Blumen riechen nach „Angstschweiß“

Die meisten Pflanzen bezahlen ihre Bestäuber mit Nektar, die Leuchterblume indes setzt auf ein chemisches Täuschungsmanöver: Sie ahmt den Geruch verängstigter Bienen nach - und fängt damit kleine Fliegen ein.

Wenn eine Honigbiene von einer Spinne attackiert wird, fährt sie nicht nur ihren Stachel aus, sondern setzt auch Alarm-Botenstoffe frei. Diese verteilen sich in der Luft und sollen ihre Nestgefährten dazu bringen, zu Hilfe zu eilen.

Nistfliegen auf toter Biene

Gernot Kunz

Nistfliegen tummeln sich auf einer toten Biene

Doch dieser Geruch zieht nicht nur Gefährten, sondern auch Schmarotzer an, wie Forscher um Stefan Dötterl von der Universität Salzburg herausgefunden haben.
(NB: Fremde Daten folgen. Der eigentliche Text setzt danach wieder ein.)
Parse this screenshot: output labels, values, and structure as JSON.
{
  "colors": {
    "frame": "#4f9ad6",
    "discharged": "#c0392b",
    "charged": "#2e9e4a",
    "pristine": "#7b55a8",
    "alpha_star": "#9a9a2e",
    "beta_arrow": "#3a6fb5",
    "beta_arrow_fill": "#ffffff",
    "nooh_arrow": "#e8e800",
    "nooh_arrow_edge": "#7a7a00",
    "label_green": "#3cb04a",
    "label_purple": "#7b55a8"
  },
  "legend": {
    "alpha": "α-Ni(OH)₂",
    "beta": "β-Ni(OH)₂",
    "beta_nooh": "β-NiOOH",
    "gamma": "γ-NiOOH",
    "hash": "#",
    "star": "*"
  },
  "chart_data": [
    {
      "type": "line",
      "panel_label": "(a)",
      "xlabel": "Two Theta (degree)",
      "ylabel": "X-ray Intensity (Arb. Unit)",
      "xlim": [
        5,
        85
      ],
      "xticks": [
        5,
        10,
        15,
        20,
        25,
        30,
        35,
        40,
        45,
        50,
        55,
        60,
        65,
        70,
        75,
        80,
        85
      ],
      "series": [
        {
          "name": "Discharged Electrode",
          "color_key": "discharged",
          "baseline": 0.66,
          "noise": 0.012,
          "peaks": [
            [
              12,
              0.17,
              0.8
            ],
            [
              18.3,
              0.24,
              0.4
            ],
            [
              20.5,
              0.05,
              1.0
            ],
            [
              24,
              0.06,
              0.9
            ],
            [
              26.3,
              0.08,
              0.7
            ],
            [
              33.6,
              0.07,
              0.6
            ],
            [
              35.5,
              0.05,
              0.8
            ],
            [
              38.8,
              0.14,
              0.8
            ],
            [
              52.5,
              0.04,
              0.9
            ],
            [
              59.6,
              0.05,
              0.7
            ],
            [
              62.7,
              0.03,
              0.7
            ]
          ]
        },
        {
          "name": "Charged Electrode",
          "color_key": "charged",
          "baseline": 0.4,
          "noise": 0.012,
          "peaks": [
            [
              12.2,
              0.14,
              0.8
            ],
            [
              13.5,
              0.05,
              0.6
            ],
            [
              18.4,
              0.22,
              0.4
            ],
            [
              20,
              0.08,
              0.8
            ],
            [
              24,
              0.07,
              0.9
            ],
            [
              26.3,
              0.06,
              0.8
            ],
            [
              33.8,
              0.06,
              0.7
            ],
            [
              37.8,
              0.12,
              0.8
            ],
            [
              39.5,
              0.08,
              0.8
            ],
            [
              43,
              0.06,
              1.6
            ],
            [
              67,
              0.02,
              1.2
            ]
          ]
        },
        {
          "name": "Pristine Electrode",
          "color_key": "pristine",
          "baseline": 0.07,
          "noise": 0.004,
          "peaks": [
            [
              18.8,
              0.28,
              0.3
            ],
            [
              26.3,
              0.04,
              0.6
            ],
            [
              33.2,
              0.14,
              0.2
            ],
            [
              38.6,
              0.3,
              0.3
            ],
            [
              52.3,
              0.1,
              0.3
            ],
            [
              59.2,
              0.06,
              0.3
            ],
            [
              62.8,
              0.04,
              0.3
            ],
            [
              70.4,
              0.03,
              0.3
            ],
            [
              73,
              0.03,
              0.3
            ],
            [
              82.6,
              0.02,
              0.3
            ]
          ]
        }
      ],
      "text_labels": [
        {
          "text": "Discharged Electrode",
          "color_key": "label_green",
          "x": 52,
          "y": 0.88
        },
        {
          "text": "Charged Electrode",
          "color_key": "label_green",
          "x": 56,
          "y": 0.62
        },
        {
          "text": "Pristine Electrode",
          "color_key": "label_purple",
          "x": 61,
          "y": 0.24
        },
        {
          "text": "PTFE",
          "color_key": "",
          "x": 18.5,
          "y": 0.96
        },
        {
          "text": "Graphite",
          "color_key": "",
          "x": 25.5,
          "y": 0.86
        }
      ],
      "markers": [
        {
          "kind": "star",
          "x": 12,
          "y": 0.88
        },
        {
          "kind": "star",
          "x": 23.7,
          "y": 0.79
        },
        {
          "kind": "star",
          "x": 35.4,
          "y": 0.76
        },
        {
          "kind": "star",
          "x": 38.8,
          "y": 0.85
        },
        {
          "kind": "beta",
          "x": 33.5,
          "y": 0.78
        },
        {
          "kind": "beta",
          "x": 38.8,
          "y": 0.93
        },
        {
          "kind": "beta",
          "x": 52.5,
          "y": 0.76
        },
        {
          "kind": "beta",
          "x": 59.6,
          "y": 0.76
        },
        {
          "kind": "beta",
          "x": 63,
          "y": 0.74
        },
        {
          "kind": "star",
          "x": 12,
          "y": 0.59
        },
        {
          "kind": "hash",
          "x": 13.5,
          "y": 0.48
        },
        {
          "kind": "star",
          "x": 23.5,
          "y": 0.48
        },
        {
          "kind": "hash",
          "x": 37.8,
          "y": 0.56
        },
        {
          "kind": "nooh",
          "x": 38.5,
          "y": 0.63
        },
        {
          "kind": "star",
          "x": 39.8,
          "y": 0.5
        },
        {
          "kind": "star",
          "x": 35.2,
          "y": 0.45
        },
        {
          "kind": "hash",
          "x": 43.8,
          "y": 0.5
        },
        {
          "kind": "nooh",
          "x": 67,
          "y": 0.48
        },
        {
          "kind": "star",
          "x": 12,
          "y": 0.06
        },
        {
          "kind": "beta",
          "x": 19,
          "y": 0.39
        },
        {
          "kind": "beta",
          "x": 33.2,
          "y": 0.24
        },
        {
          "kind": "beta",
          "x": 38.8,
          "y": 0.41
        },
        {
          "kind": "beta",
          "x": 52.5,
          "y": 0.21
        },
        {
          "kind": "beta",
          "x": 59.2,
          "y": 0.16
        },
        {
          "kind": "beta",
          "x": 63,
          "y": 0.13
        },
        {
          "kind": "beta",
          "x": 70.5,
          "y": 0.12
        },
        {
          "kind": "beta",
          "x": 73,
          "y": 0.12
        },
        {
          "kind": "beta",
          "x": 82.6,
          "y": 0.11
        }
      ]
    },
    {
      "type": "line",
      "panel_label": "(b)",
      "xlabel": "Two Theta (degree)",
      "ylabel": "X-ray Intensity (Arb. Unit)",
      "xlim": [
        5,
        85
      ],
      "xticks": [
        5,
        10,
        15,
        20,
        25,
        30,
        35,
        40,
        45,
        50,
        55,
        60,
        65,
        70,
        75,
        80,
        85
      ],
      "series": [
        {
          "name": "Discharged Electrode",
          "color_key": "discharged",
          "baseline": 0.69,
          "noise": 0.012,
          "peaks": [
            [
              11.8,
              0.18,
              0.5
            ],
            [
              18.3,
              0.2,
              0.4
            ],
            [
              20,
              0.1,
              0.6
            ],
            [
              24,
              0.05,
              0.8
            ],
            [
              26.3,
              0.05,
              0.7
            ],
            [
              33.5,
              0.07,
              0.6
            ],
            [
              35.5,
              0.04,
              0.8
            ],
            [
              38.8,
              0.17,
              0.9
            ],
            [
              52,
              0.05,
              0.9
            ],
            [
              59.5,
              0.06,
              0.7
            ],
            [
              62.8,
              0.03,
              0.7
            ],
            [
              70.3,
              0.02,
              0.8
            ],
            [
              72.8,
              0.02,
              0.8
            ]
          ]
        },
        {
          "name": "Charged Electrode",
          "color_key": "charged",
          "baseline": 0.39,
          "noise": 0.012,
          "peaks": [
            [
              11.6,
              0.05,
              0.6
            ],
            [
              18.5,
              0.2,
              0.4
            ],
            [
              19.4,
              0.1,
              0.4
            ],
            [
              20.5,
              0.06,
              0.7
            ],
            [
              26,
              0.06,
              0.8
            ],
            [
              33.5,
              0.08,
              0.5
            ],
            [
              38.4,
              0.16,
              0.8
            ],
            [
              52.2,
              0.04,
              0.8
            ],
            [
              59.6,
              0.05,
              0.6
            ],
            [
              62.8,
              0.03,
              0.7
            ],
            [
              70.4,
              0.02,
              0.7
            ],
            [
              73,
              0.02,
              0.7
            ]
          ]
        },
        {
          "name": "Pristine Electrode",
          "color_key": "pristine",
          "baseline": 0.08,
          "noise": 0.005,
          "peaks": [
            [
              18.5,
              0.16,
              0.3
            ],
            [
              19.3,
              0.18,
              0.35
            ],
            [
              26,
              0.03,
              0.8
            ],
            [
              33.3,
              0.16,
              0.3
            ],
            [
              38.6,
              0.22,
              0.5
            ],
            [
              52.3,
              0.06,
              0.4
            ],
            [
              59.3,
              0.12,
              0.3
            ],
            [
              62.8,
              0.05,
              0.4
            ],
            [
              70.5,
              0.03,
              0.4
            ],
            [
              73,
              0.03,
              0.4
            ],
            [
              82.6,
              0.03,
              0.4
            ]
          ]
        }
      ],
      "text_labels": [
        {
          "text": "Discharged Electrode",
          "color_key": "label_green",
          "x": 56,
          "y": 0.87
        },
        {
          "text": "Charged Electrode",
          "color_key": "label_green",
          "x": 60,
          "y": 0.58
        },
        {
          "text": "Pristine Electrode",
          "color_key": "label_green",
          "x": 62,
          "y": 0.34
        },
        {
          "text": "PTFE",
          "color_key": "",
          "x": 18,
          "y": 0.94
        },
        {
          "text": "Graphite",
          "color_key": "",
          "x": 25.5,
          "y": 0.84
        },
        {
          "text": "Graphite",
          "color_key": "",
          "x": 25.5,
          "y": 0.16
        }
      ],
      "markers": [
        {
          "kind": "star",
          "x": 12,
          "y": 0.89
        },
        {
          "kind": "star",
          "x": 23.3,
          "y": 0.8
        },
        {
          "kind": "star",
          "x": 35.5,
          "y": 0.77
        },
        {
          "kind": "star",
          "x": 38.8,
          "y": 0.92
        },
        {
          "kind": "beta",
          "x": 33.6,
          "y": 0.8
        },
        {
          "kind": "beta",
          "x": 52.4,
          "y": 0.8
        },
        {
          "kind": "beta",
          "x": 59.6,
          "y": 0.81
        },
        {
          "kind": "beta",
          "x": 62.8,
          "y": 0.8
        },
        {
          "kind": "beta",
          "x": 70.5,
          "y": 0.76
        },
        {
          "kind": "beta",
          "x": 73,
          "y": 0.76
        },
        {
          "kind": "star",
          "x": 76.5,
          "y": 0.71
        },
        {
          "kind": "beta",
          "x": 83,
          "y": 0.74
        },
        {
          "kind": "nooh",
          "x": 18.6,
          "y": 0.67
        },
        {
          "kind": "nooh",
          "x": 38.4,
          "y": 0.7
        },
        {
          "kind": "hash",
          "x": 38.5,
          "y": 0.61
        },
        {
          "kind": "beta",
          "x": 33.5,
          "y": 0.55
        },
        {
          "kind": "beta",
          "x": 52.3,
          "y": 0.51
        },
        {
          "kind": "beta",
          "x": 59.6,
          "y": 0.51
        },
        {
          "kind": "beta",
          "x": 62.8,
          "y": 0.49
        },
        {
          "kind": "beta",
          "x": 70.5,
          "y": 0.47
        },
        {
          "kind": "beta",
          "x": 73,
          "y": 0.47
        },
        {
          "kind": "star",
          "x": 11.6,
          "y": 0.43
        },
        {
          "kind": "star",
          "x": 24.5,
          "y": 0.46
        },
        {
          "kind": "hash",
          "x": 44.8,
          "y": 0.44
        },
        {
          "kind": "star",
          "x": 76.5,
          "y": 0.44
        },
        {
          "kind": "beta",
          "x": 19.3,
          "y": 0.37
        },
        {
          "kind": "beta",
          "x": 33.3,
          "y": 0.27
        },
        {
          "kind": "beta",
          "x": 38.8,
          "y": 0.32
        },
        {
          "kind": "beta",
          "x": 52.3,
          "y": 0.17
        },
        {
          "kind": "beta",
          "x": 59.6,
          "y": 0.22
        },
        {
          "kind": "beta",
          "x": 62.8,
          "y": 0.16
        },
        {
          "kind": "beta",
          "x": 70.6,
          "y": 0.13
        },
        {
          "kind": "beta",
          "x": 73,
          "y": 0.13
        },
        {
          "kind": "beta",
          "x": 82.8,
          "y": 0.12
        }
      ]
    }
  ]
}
Bei den Schmarotzern handelt es sich um zwei Millimeter kleine Nistfliegen. „Noch während die Spinne an ihrer Beute frisst, konsumieren diese Futterdiebe aus der Honigbiene austretende Körperflüssigkeiten“, erklärt Dötterl.

Ein Umstand, der dem österreichisch-tschechischen Insektenforscher Joseph Mik schon im Jahr 1898 aufgefallen war: Er berichtete damals in der „Wiener Entomologischen Zeitung“, wie sich mehr als ein Dutzend der kleinen Desmometopa-Fliegen „mit einer gewissen Hast“ auf dem Kadaver einer wohl von einer Spinne getöteten Biene „herumtummelten und (...) mit ihren knieförmigen Rüsseln die Beute gierig betasteten“. Wie bzw. warum die Fliegen vom toten Bienenkörper angelockt wurden, konnte Mik damals nicht erklären.

In die Falle gegangen

Heute weiß man: Es ist der „Angstschweiß“ der Honigbienen, den die Nistfliegen attraktiv finden. Und das macht sich wiederum die Leuchterblume (Ceropegia sandersonii) zunutze. „Wir konnten feststellen, dass die Pflanze 33 Substanzen nachahmt, die angegriffene Bienen aus verschiedenen Kopf- und Hinterleibsdrüsen abgeben“, sagt Annemarie Heiduk, eine Co-Autorin der Studie.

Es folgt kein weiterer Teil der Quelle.